Your E-Commerce Website

Q: "I'm planning to set up an eBay Store. Do I also need a website of my own? I know eBay has a rule that prohibits people from directing buyers to sites off of eBay, and I don't want to get into trouble there. But I've got some really great stuff that I'm not sure will sell on eBay."

A: When you are selling online, you absolutely should have a website of your own, even if you have an eBay Store. There are two reasons for this.

First, if you develop a following on eBay, excited buyers will naturally want to know what else you've got for sale, and they will be looking for your website. These days, everybody expects you to have a website, and you will look like an amateur if you don't have one.

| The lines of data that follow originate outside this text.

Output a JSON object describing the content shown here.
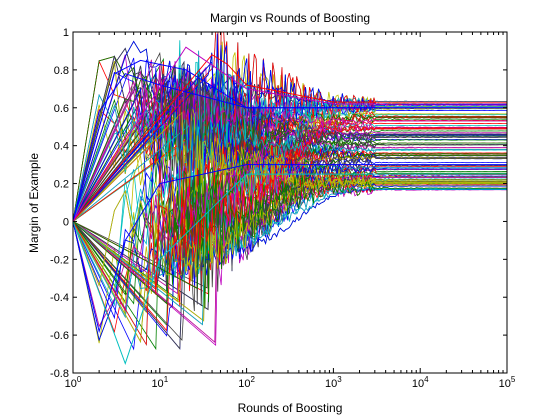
{
  "chart_data": {
    "type": "line",
    "title": "Margin vs Rounds of Boosting",
    "xlabel": "Rounds of Boosting",
    "ylabel": "Margin of Example",
    "xscale": "log",
    "xlim": [
      1,
      100000
    ],
    "ylim": [
      -0.8,
      1.0
    ],
    "grid": false,
    "legend": "none",
    "x_ticks": [
      {
        "value": 1,
        "base": "10",
        "exp": "0"
      },
      {
        "value": 10,
        "base": "10",
        "exp": "1"
      },
      {
        "value": 100,
        "base": "10",
        "exp": "2"
      },
      {
        "value": 1000,
        "base": "10",
        "exp": "3"
      },
      {
        "value": 10000,
        "base": "10",
        "exp": "4"
      },
      {
        "value": 100000,
        "base": "10",
        "exp": "5"
      }
    ],
    "y_ticks": [
      {
        "value": -0.8,
        "label": "-0.8"
      },
      {
        "value": -0.6,
        "label": "-0.6"
      },
      {
        "value": -0.4,
        "label": "-0.4"
      },
      {
        "value": -0.2,
        "label": "-0.2"
      },
      {
        "value": 0,
        "label": "0"
      },
      {
        "value": 0.2,
        "label": "0.2"
      },
      {
        "value": 0.4,
        "label": "0.4"
      },
      {
        "value": 0.6,
        "label": "0.6"
      },
      {
        "value": 0.8,
        "label": "0.8"
      },
      {
        "value": 1,
        "label": "1"
      }
    ],
    "series_colors": [
      "#0000ff",
      "#008000",
      "#ff0000",
      "#00bfbf",
      "#bf00bf",
      "#bfbf00",
      "#404040"
    ],
    "series_count": 140,
    "series": [
      {
        "x": [
          1,
          2,
          4,
          10,
          100,
          1000,
          100000
        ],
        "values": [
          0,
          0.58,
          0.78,
          0.72,
          0.6,
          0.6,
          0.6
        ]
      },
      {
        "x": [
          1,
          2,
          4,
          10,
          100,
          1000,
          100000
        ],
        "values": [
          0,
          -0.58,
          -0.1,
          0.2,
          0.3,
          0.3,
          0.3
        ]
      },
      {
        "x": [
          1,
          4,
          10,
          100,
          1000,
          100000
        ],
        "values": [
          0,
          -0.75,
          -0.2,
          0.25,
          0.25,
          0.25
        ]
      },
      {
        "x": [
          1,
          3,
          6,
          20,
          100,
          1000,
          100000
        ],
        "values": [
          0,
          0.78,
          0.85,
          0.8,
          0.6,
          0.6,
          0.6
        ]
      },
      {
        "x": [
          1,
          40,
          60,
          100,
          1000,
          100000
        ],
        "values": [
          0,
          0.88,
          0.83,
          0.72,
          0.63,
          0.63
        ]
      },
      {
        "x": [
          1,
          20,
          100,
          1000,
          100000
        ],
        "values": [
          0,
          0.92,
          0.7,
          0.62,
          0.62
        ]
      }
    ]
  }
}
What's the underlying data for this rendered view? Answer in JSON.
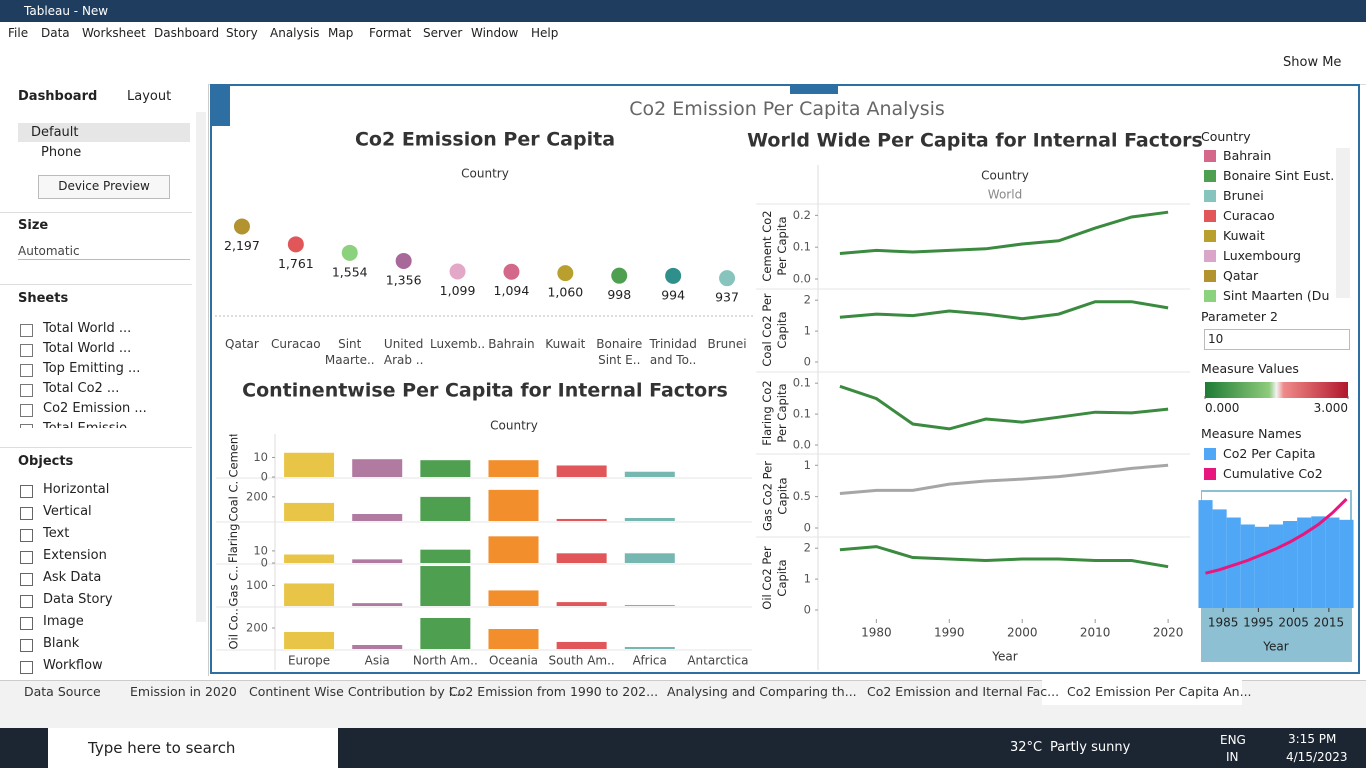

Second, and more important, there is one place and only one place on all the Internet where you can sell stuff and keep 100 percent of the profits—and that's your website. Whenever you create a retail presence on another website—be it eBay, Yahoo!, Amazon, or anywhere else—that other website is going to want a piece of the action and charge you a fee for the privilege of basing your operations there.

All online retailers need to have at least one place where they don't have to share their profits with anyone else. Every online retailer needs his or her own website.

Having said that, of course, there are rules you need to follow when you have your own website and an eBay Store operating at the same time:

• You absolutely can link your website to your eBay Store and eBay auction listings—not only won't this get you into trouble, but eBay actually wants you to do this and makes tools available for you to create these links, free of charge.

• You absolutely can link your eBay auction listings to your eBay Store, and vice versa (in fact, you are crazy not to do that).

But

• Except for your About Me page (for an eBay Store, this is called the About the Seller page), you absolutely cannot link your eBay auction listings or eBay Store to your website or any other location off of eBay—this violates one of eBay's strictest policies.

• If you are using eBay to send newsletters to your frequent buyers, you cannot mention your website URL in your newsletters.

Q: "Can I use my website URL as my eBay user ID?"

A: No—eBay prohibits you from using a website URL as a user ID, and will kick you off the site if they see a ".com," ".net," or ".org" in your user ID name.

However, eBay does not prohibit you from using your company name as your eBay user ID. So, for example, if you are doing business offline as Cliff's Antiques and your website URL is cliffsantiques.com, having "cliffsantiques" as your eBay user ID is only a natural thing to do. As long as it's not too obvious what you're doing (e.g., picking a business name that's so unusual that its only purpose is to create a unique website URL and user ID), you shouldn't have any trouble. Buyers on eBay are fairly smart—if they see "cliffsantiques" as your user ID, they probably will guess that your website URL is cliffsantiques.com.

Q: "Can I use my website URL as part of a trademarked logo and use the logo as my eBay Store name?"

A: A lot of businesses with names that cannot legally be trademarked (such as "Cliff's Antiques") do this as a way of getting a federal trademark registration. They create a unique logo with the name "Cliff's Antiques" included as part of the logo design and then submit the logo for trademark registration. Very often, that works and the logo is registered as a trademark by the U.S. Patent and Trademark Office (uspto.gov).

I wouldn't try that on eBay, however, since eBay's search engine spiders are pretty adept at picking up ".com" names in eBay Stores and auction listings, and that might be pushing the envelope a bit too much. Keep in mind that if eBay kicks you off the site because of a name violation, you won't ever be able to use that name on eBay again, even if they let you open another eBay account down the road, using a different name. You don't want to build a following on eBay only to lose your "brand" overnight because you were recklessly stupid in setting up your eBay Store.